Reporting its work in the Proceedings of the National Academy of Sciences of the United States of America (Rapid detection and profiling of cancer cells in fine-needle aspirates), a research team led by Ralph Weissleder, M.D., Ph.D., co-principal investigator of the MIT-Harvard Center of Cancer Nanotechnology Excellence, describes the methods it developed to create a small but highly magnetic nanoparticle. The new nanoparticle is built around an iron-manganese core and is coated with a small, biocompatible organic molecule to render it soluble in water. This coating also provides attachment points to which the investigators added one of three different monoclonal antibodies, each of which recognizes a specific cancer biomarker.
The investigators also detailed their construction of a microfluidic NMR probe that dramatically improves on the signal-to-noise performance of an earlier probe they had developed. By improving the signal-to-noise properties of their detector, the investigators were able to reduce the sample volume needed for analysis to 1 microliter and increase mass-detection sensitivity by tenfold.

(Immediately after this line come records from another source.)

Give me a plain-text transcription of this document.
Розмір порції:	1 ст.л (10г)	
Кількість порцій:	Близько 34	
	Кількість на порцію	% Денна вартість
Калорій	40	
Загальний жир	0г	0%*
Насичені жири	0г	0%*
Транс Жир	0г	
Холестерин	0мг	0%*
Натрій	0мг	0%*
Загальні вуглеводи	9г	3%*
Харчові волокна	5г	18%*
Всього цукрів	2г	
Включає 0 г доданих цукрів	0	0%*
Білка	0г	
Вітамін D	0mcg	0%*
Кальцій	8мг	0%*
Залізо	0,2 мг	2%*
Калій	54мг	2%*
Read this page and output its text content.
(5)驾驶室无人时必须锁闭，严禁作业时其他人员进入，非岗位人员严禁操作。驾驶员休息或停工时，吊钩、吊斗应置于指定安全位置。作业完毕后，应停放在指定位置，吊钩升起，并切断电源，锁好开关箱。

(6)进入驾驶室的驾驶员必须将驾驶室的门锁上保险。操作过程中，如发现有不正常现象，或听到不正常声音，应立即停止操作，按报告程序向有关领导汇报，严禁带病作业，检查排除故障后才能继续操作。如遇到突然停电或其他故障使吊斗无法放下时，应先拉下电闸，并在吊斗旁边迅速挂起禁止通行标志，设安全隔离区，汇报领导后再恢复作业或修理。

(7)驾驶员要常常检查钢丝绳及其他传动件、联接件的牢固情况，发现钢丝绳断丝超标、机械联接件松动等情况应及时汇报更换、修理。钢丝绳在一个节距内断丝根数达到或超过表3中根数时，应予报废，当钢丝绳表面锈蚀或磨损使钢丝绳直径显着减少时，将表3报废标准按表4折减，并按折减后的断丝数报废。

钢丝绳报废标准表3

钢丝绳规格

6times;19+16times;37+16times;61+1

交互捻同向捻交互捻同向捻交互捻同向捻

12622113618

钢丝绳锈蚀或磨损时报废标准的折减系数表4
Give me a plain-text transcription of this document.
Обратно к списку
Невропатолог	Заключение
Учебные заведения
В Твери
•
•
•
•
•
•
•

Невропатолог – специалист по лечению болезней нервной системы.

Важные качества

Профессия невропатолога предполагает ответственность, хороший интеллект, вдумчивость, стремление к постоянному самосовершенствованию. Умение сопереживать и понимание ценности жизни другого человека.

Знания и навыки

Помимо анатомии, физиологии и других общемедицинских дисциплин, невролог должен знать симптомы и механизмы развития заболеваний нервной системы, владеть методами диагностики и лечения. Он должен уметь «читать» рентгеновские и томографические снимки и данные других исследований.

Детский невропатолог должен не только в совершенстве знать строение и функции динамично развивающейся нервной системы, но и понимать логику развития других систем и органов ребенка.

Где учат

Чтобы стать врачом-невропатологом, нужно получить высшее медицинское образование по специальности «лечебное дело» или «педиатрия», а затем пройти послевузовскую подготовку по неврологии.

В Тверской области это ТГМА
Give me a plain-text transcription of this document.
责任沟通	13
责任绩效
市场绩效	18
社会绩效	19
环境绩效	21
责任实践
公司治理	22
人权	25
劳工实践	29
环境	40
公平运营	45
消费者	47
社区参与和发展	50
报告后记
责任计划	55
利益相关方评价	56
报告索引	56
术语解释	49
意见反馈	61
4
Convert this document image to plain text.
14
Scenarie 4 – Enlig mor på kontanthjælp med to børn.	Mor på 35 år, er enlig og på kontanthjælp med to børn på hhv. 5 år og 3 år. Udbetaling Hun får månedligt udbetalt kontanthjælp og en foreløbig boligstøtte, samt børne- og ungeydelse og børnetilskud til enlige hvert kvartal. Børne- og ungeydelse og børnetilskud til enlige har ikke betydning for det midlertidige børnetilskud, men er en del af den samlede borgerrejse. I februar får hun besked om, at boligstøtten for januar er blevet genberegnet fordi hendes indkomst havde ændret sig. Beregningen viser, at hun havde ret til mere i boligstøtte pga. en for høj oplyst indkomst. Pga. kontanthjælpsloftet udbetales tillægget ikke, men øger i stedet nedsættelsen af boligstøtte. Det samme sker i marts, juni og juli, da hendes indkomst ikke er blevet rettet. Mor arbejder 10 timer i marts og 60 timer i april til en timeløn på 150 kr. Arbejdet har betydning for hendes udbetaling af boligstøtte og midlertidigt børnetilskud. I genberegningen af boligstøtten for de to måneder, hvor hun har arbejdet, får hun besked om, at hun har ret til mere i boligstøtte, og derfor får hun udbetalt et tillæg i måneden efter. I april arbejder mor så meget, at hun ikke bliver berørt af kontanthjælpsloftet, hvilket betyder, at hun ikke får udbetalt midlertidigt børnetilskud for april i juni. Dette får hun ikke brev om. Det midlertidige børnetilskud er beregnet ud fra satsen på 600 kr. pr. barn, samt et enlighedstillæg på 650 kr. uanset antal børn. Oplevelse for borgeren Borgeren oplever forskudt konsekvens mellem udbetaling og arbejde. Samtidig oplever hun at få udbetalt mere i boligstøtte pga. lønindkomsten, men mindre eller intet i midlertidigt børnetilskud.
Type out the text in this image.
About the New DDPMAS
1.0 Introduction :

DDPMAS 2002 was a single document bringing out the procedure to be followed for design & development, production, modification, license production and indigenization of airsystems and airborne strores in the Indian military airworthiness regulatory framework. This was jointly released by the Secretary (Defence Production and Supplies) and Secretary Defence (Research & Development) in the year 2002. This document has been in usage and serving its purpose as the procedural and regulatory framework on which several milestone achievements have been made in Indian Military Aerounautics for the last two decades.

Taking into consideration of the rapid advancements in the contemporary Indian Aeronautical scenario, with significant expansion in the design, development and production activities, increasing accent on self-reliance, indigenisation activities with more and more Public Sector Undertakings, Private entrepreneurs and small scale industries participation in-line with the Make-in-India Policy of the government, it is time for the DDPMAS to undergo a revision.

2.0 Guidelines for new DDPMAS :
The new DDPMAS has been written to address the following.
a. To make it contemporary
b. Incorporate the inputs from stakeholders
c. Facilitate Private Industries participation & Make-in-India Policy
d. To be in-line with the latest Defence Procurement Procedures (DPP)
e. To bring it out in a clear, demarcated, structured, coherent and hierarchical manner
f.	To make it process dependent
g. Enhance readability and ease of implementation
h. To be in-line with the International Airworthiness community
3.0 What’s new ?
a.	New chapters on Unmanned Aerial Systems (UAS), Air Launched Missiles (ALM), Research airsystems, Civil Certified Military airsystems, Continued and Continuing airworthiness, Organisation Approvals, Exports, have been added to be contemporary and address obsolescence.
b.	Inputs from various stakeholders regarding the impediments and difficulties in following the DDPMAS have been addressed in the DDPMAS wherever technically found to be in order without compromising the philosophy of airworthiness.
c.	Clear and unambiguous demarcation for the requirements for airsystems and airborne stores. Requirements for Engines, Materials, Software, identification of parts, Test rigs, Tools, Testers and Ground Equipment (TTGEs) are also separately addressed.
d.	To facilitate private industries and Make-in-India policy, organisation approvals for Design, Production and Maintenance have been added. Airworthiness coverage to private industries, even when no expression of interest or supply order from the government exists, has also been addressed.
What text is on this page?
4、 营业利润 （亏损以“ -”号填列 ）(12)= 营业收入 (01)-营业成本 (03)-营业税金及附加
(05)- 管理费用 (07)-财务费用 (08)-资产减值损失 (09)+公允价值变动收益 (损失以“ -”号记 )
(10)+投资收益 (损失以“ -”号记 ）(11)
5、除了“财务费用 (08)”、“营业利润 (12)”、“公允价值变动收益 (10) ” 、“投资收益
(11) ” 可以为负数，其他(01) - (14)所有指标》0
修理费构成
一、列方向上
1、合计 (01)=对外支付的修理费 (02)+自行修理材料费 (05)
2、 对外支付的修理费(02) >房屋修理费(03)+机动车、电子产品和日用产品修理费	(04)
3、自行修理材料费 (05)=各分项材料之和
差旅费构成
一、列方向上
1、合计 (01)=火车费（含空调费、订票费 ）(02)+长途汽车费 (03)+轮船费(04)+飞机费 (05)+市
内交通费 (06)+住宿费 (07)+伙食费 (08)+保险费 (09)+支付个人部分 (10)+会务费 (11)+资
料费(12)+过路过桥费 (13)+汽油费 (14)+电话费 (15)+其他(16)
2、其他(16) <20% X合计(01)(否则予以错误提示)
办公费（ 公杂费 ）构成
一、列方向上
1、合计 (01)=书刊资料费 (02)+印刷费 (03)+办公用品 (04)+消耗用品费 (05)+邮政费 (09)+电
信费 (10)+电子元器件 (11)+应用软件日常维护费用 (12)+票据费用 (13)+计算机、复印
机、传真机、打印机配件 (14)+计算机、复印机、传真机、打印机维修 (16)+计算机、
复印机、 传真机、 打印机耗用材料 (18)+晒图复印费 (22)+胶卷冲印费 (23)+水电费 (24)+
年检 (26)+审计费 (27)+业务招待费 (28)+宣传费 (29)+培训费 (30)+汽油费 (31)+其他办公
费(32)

To test their device, the researchers used fine-needle aspirates from human tumors growing in mice as the biosample. Upon obtaining the biosample, the investigators added antibody-labeled magnetic nanoparticles, let them incubate for 5 minutes, washed the aspirates to remove excess nanoparticles, and then injected them into the microfluidic device. Using one antibody-labeled probe, the results were far from optimal, missing as many as 72% of the cancer cells in the sample. However, adding a second antibody-labeled nanoparticle reduced the false-negative rate to 28%, and adding the third antibody-labeled nanoparticle dropped the false-negative rate to almost zero.